Google, Bing and Yahoo are the most prevailing search engines at the moment, although there are many others such as MSN and AltaVista, and many specialist ones such as BestBets which specializes in finding medical information and is widely used by professionals when they need to refer to specified sources for information. Basically, however, they are web pages where a user can enter keywords which the search engine uses to trawl through websites until it finds the requisite ‘hits’. These are then revealed on the Google web page as we know it, in a list of web pages and URL links. The search engine uses a ‘spider’ which ‘reads’ information from websites it comes across via keywords placed by the user and allocates back links. In the case of Google, the back link algorithm is PageRank, although this is now incorporated with CIRCA technology ranking each website more effectively.
An inbuilt ranking system categorizes these keywords into a list, showing the most relevant at the top and working its way down to the least relevant at the end of a huge number of pages.
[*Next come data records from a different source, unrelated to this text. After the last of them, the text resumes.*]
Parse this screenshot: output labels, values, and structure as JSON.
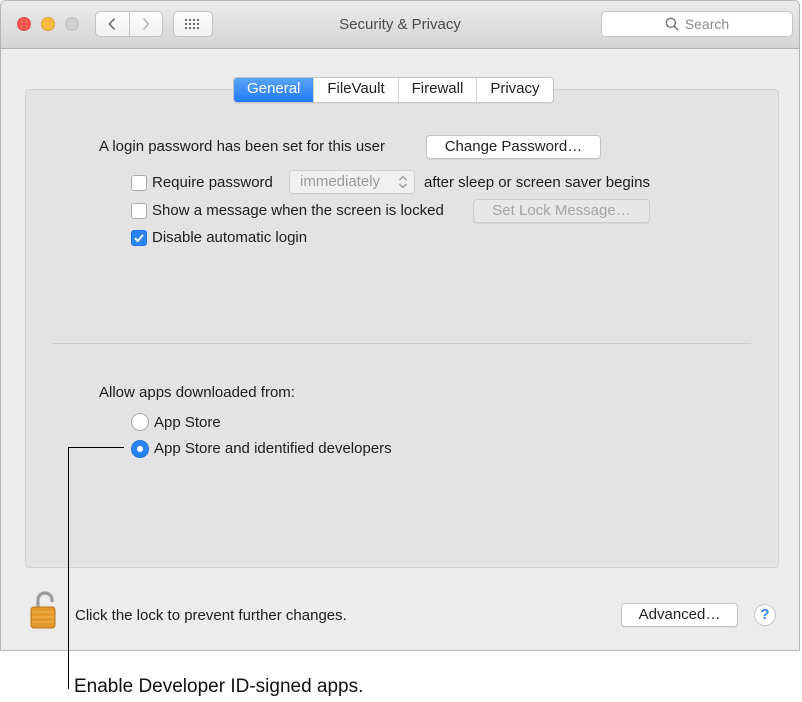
{
  "window": {
    "title": "Security & Privacy",
    "search_placeholder": "Search"
  },
  "tabs": [
    {
      "label": "General",
      "active": true
    },
    {
      "label": "FileVault",
      "active": false
    },
    {
      "label": "Firewall",
      "active": false
    },
    {
      "label": "Privacy",
      "active": false
    }
  ],
  "general": {
    "login_text": "A login password has been set for this user",
    "change_password_label": "Change Password…",
    "require_password": {
      "label": "Require password",
      "checked": false,
      "popup_value": "immediately",
      "suffix": "after sleep or screen saver begins"
    },
    "show_message": {
      "label": "Show a message when the screen is locked",
      "checked": false,
      "button_label": "Set Lock Message…"
    },
    "disable_auto_login": {
      "label": "Disable automatic login",
      "checked": true
    }
  },
  "allow_apps": {
    "heading": "Allow apps downloaded from:",
    "options": [
      {
        "label": "App Store",
        "selected": false
      },
      {
        "label": "App Store and identified developers",
        "selected": true
      }
    ]
  },
  "footer": {
    "lock_text": "Click the lock to prevent further changes.",
    "advanced_label": "Advanced…",
    "help_label": "?"
  },
  "callout": {
    "caption": "Enable Developer ID-signed apps."
  },
  "colors": {
    "accent": "#2b84f6",
    "close": "#fc5753",
    "minimize": "#fdbc40"
  }
}
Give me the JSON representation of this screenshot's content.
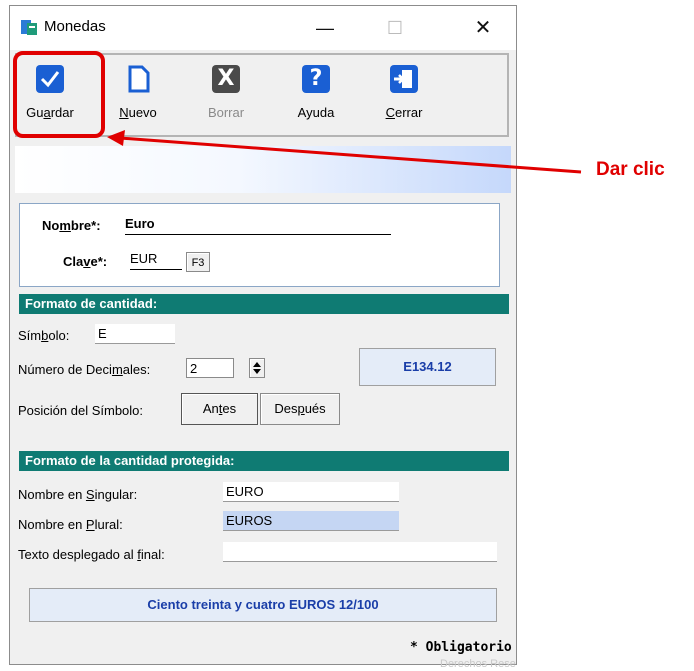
{
  "window": {
    "title": "Monedas",
    "controls": {
      "minimize": "—",
      "maximize": "☐",
      "close": "✕"
    }
  },
  "toolbar": [
    {
      "id": "guardar",
      "icon": "checkmark-icon",
      "label_pre": "Gu",
      "label_u": "a",
      "label_post": "rdar",
      "color": "#1a5fd3"
    },
    {
      "id": "nuevo",
      "icon": "new-document-icon",
      "label_pre": "",
      "label_u": "N",
      "label_post": "uevo",
      "color": "#1a5fd3"
    },
    {
      "id": "borrar",
      "icon": "delete-x-icon",
      "label_pre": "Borrar",
      "label_u": "",
      "label_post": "",
      "color": "#444444"
    },
    {
      "id": "ayuda",
      "icon": "help-question-icon",
      "label_pre": "Ayuda",
      "label_u": "",
      "label_post": "",
      "color": "#1a5fd3"
    },
    {
      "id": "cerrar",
      "icon": "exit-door-icon",
      "label_pre": "",
      "label_u": "C",
      "label_post": "errar",
      "color": "#1a5fd3"
    }
  ],
  "identity": {
    "nombre_label_pre": "No",
    "nombre_label_u": "m",
    "nombre_label_post": "bre*:",
    "nombre_value": "Euro",
    "clave_label_pre": "Cla",
    "clave_label_u": "v",
    "clave_label_post": "e*:",
    "clave_value": "EUR",
    "f3_label": "F3"
  },
  "formato_cantidad": {
    "header": "Formato de cantidad:",
    "simbolo_label_pre": "Sím",
    "simbolo_label_u": "b",
    "simbolo_label_post": "olo:",
    "simbolo_value": "E",
    "decimales_label_pre": "Número de Deci",
    "decimales_label_u": "m",
    "decimales_label_post": "ales:",
    "decimales_value": "2",
    "preview": "E134.12",
    "posicion_label": "Posición del Símbolo:",
    "antes_pre": "An",
    "antes_u": "t",
    "antes_post": "es",
    "despues_pre": "Des",
    "despues_u": "p",
    "despues_post": "ués"
  },
  "formato_protegida": {
    "header": "Formato de la cantidad protegida:",
    "singular_label_pre": "Nombre en ",
    "singular_label_u": "S",
    "singular_label_post": "ingular:",
    "singular_value": "EURO",
    "plural_label_pre": "Nombre en ",
    "plural_label_u": "P",
    "plural_label_post": "lural:",
    "plural_value": "EUROS",
    "texto_label_pre": "Texto desplegado al ",
    "texto_label_u": "f",
    "texto_label_post": "inal:",
    "texto_value": "",
    "preview": "Ciento treinta y cuatro EUROS 12/100"
  },
  "footer": {
    "obligatorio": "* Obligatorio",
    "watermark": "Derechos Rese"
  },
  "annotation": {
    "text": "Dar clic",
    "color": "#e00000"
  },
  "colors": {
    "accent": "#1a5fd3",
    "section": "#0f7b73",
    "preview_text": "#1a3ea8"
  }
}
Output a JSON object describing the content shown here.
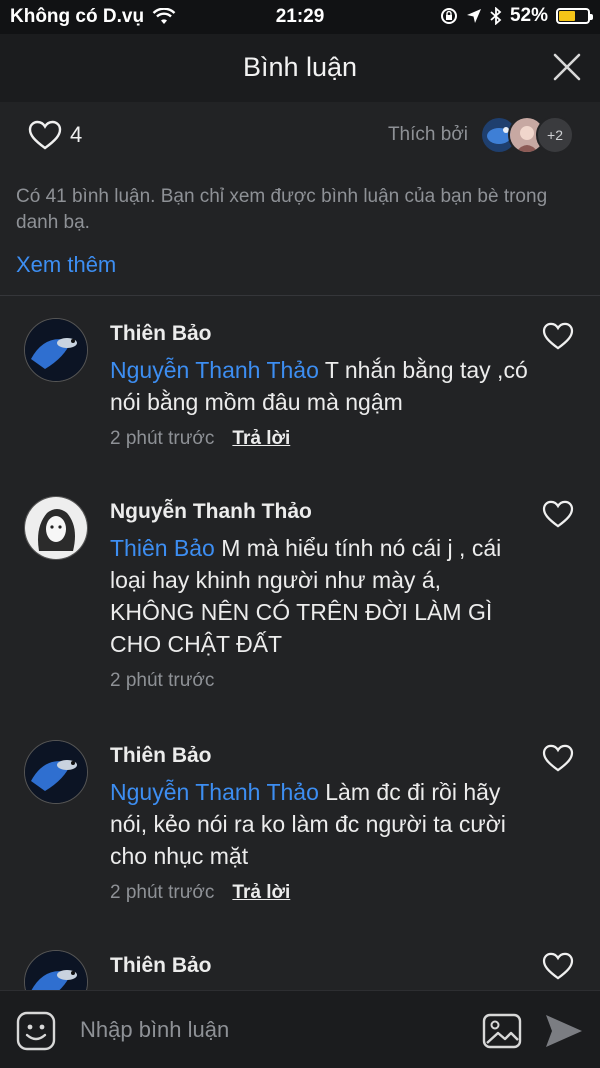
{
  "status_bar": {
    "carrier": "Không có D.vụ",
    "time": "21:29",
    "battery_percent": "52%",
    "battery_level": 0.52
  },
  "header": {
    "title": "Bình luận",
    "close_icon": "close-icon"
  },
  "likes": {
    "count": "4",
    "liked_by_label": "Thích bởi",
    "more_count": "+2"
  },
  "notice": {
    "text": "Có 41 bình luận. Bạn chỉ xem được bình luận của bạn bè trong danh bạ.",
    "see_more": "Xem thêm"
  },
  "comments": [
    {
      "author": "Thiên Bảo",
      "mention": "Nguyễn Thanh Thảo",
      "text": " T nhắn bằng tay ,có nói bằng mồm đâu mà ngậm",
      "time": "2 phút trước",
      "reply": "Trả lời"
    },
    {
      "author": "Nguyễn Thanh Thảo",
      "mention": "Thiên Bảo",
      "text": " M mà hiểu tính nó cái j , cái loại hay khinh người như mày á, KHÔNG NÊN CÓ TRÊN ĐỜI LÀM GÌ CHO CHẬT ĐẤT",
      "time": "2 phút trước",
      "reply": ""
    },
    {
      "author": "Thiên Bảo",
      "mention": "Nguyễn Thanh Thảo",
      "text": " Làm đc đi rồi hãy nói, kẻo nói ra ko làm đc người ta cười cho nhục mặt",
      "time": "2 phút trước",
      "reply": "Trả lời"
    },
    {
      "author": "Thiên Bảo"
    }
  ],
  "composer": {
    "placeholder": "Nhập bình luận"
  },
  "colors": {
    "background": "#222325",
    "accent_blue": "#3d8ef2",
    "muted_text": "#8e9196"
  }
}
That was fine until the LSI concept was introduced. The Latent Semantic Indexing is the new algorithm that has stealthily been introduced to maximize search engine optimization. It certainly makes much more sense and is built from the number of synonyms the algorithm finds in the actual content of each website but, it very cleverly incorporates those keywords and retains them in the context that a human being would use them in. Very clever, especially when many marketers are not even aware of this new algorithm and continue to chase link building and to join link exchanges quite unnecessarily.
Google actually began developing the LSI algorithm in 2003 when it took over the company, Applied Semantics which utilizes CIRCA technology, designed to replicate the patterns of human thought. The LSI algorithm takes into account the overall structure of the website and incorporates the theme, tone and syntax into the equation, searching for a pattern amongst these and then incorporating these, together with keywords and any synonyms it finds, to maximize rankings.
Some sites which were previously at the top of Google’s tree have completely fallen off the branches and have been evicted, while other sites now only achieve minimum exposure. The problem lies not with Google but with failing to incorporate true organic search engine optimization into the content of each website. Basically, to achieve maximum status with Google now, it is necessary to rewrite many previously successful websites, focusing on a good SEO understanding of the latent semantic indexing algorithm.